DISSIBLOG

16 novembre 2017

La liberté d'expression en se subventionne pas !

BREIZATAO – POLITIKEREZH (16/11/2017) En France, la presse est étroitement placée sous la tutelle de l’état qui la contrôle grâce à des flots massifs d’argent. C’est ce qu’a dénoncé la député Emmanuelle Ménard dans une récente prise de parole à l’assemblée nationale française.

Une presse d’état 

Ainsi, en 2015, le montant total des transferts financiers gouvernementaux s’élevait à 387 millions d’euros (source), montant auquel il faut ajouter celui du soutien déguisé – niches fiscales des journalistes, avantages fiscaux, tarifs postaux préférentiels – dont la somme, pour la seule période 2009-2011 s’élevait à 5 milliards d’euros (source).

En 2014, chaque numéro du journal communiste L’Humanité recevait 60 centimes d’euros d’aides de l’état (source).
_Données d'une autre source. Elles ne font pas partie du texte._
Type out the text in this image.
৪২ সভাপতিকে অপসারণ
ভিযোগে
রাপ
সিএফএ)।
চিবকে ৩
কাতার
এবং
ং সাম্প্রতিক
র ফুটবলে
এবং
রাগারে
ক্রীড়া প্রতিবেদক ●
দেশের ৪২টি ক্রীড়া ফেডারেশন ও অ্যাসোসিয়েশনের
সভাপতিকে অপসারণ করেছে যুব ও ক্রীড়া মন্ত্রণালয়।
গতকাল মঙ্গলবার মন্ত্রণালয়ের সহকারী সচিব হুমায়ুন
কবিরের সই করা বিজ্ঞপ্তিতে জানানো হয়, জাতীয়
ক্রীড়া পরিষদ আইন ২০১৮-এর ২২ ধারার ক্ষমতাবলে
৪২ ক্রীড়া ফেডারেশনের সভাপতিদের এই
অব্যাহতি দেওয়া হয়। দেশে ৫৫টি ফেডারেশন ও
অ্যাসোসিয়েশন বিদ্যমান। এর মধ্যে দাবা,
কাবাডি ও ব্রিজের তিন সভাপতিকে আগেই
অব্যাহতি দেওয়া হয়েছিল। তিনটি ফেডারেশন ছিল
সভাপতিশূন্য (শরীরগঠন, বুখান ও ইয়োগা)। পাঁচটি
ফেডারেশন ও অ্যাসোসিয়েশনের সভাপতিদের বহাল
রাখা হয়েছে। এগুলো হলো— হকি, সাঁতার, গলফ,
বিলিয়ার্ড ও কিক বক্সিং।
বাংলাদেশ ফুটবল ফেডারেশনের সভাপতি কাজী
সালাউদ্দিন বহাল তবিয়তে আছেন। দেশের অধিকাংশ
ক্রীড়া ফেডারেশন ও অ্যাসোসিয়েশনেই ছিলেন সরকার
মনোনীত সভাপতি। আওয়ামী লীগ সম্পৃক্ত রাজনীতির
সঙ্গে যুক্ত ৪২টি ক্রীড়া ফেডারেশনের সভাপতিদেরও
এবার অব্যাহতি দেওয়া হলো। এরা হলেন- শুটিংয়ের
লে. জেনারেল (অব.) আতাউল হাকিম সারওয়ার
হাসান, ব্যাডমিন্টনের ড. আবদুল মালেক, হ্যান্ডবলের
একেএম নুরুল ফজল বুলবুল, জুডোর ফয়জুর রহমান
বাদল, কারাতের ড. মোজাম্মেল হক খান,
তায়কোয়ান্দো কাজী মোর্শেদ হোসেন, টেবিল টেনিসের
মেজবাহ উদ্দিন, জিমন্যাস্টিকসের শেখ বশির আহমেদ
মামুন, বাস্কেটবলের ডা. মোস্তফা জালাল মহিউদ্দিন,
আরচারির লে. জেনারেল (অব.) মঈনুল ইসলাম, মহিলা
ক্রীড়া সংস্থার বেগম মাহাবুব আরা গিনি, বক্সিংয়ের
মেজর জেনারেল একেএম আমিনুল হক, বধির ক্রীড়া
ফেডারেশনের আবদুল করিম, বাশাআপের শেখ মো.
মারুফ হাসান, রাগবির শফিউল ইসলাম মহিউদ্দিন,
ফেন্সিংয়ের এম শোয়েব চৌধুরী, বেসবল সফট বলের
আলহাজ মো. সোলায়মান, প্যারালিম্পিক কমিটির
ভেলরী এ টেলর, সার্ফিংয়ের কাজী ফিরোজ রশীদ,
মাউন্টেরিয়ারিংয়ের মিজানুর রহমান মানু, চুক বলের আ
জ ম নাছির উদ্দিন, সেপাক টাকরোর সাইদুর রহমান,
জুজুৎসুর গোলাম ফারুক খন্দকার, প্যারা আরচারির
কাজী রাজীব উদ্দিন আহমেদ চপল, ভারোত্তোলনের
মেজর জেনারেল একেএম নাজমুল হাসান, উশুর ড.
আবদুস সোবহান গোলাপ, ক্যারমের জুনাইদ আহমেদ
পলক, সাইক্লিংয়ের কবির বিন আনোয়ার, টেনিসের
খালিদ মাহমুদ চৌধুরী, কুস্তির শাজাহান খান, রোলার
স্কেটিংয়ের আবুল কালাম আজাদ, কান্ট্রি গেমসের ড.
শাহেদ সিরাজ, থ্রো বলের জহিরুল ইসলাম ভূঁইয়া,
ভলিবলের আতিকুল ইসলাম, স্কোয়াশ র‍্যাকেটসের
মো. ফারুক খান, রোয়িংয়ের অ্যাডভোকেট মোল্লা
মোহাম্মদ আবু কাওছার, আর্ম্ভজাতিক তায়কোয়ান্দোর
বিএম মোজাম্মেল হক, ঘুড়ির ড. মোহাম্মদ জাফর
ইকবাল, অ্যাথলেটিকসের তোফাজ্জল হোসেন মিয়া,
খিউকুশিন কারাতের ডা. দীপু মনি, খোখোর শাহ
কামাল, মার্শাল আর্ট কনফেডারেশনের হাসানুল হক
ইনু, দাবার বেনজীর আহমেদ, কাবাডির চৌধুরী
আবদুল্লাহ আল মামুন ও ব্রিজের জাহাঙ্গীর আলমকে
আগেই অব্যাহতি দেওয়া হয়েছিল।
Des titres subventionnés appartenant à des grandes fortunes

Des titres appartenant à des grandes fortunes tels que « Aujourd’hui en France » (Bernard Arnault), « Le Monde » (Mathieu Pigasse) ou « Le Figaro » (Dassault) reçoivent paradoxalement des sommes colossales de l’état, soit respectivement 7,7 millions, 5,4 millions et 6,4 millions d’euros. De 2009 à 2013, le seule journal « Le Monde » a reçu la bagatelle de 90 millions d’euros (source).

La mise sous contrôle de l’information par l’état n’est pas sans conséquence : la confiance dans la presse s’est effondrée à mesure qu’elle s’est mutée en simple relais de propagande pour le régime. Elle est à un plus bas historique (voir ici).

Largement contestés sur les réseaux sociaux et concurrencés par les médias numériques, le système médiatique para-étatique se réfugie derrière des procès en illégitimité de leurs concurrents. Ainsi en est-il de l’accusation de diffusion de « fausses nouvelles » (fake news) propagés par les médias du système alors que la désinformation et les mensonges sont leur lot commun.

Posté par dissidence à 10:19 - France - Commentaires [0] - Permalien [#]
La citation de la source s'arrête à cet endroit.